The defendant did not waive the defense of lack of standing by failing to interpose the defense in his original answer or in a pre-answer motion to dismiss (see RPAPL 1302–a ).
Here, in order to establish its standing, BAC Home submitted affidavits from two document execution representatives of Ditech, each of whom stated that review of Ditech's business records relating to the subject mortgage loan had confirmed that BAC Home was in possession of the note at the time the action was commenced. However, neither affiant identified any particular document reviewed, nor did they attach to their respective affidavits any admissible document to show that BAC Home possessed the note prior to the commencement of this action. The affidavits also failed to show that either affiant possessed personal knowledge of whether BAC Home possessed the note prior to the commencement of the action. Under these circumstances, the affidavits constituted inadmissible hearsay and lacked any probative value (see CPLR 4518[a] ; Ocwen Loan Servicing, LLC v. Schacker, 185 A.D.3d 1041, 1043–1044, 129 N.Y.S.3d 91 ; HSBC Bank USA, N.A. v. Campbell–Antoine, 179 A.D.3d 1043, 1045, 118 N.Y.S.3d 134 ; HSBC Bank USA, N.A. v. Dubose, 175 A.D.3d 1270, 1272, 108 N.Y.S.3d 152 ; Bank of N.Y. Mellon v. Gordon, 171 A.D.3d 197, 97 N.Y.S.3d 286 ). Further, the various assignments of mortgage contained in the record are ineffective to establish BAC Home's standing (see Filan v. Dellaria, 144 A.D.3d 967, 975, 43 N.Y.S.3d 353 ). Thus, BAC Home failed to establish its standing to commence this action.
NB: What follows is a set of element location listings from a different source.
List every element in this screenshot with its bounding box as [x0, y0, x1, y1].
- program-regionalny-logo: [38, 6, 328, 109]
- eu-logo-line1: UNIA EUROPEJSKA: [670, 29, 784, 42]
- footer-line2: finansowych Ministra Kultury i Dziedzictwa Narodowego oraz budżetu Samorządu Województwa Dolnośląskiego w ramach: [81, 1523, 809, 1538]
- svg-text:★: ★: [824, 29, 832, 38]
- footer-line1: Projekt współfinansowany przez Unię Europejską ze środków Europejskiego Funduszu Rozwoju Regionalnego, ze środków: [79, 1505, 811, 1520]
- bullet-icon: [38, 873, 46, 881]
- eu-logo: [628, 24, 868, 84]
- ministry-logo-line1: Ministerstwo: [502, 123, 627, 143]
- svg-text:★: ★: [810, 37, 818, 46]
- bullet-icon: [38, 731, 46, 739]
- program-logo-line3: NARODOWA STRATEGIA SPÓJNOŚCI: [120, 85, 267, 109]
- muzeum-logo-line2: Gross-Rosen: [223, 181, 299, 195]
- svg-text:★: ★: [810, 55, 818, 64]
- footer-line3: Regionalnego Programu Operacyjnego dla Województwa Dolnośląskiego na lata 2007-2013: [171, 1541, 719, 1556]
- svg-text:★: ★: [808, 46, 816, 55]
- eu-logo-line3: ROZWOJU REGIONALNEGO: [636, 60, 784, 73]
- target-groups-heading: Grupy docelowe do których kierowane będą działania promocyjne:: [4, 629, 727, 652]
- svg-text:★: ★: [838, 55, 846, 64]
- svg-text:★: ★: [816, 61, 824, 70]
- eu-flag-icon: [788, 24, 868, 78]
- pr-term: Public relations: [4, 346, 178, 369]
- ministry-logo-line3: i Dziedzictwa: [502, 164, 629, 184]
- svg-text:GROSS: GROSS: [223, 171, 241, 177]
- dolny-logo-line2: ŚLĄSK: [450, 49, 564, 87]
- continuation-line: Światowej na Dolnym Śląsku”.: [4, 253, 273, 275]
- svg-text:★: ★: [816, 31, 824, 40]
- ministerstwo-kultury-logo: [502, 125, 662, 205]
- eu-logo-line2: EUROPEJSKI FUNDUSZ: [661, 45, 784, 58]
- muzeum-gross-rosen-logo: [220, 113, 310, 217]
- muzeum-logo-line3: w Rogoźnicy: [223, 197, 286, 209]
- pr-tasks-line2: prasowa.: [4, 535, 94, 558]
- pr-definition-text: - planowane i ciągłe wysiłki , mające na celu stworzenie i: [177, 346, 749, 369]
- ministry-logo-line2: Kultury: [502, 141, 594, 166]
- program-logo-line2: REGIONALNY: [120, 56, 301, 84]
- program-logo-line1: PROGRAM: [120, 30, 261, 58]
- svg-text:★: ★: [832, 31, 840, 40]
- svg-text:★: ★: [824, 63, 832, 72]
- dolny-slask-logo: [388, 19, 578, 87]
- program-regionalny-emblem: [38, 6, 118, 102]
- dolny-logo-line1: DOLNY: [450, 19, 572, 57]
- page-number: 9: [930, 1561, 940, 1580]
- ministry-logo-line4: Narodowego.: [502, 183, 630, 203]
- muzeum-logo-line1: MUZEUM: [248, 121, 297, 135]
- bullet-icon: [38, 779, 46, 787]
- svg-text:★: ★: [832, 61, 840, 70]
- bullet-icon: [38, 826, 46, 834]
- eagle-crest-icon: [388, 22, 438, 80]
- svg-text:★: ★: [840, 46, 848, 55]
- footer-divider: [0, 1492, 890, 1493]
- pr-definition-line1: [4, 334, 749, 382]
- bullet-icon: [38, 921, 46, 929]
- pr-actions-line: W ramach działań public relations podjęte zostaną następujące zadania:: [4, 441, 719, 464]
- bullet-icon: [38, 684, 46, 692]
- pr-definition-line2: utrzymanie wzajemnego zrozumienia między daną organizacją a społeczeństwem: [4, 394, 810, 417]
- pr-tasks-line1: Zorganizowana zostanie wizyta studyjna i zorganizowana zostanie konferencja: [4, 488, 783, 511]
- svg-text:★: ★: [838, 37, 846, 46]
Accordingly, the Supreme Court should have denied those branches of BAC Home's motion which were for summary judgment on the complaint insofar as asserted against the defendant, to strike his answer, and for an order of reference, and should have granted that branch of the defendant's cross motion which was for leave to amend his answer.
In light of our determination, we need not reach the defendant's remaining contention.
RIVERA, J.P., AUSTIN, COHEN and DUFFY, JJ., concur.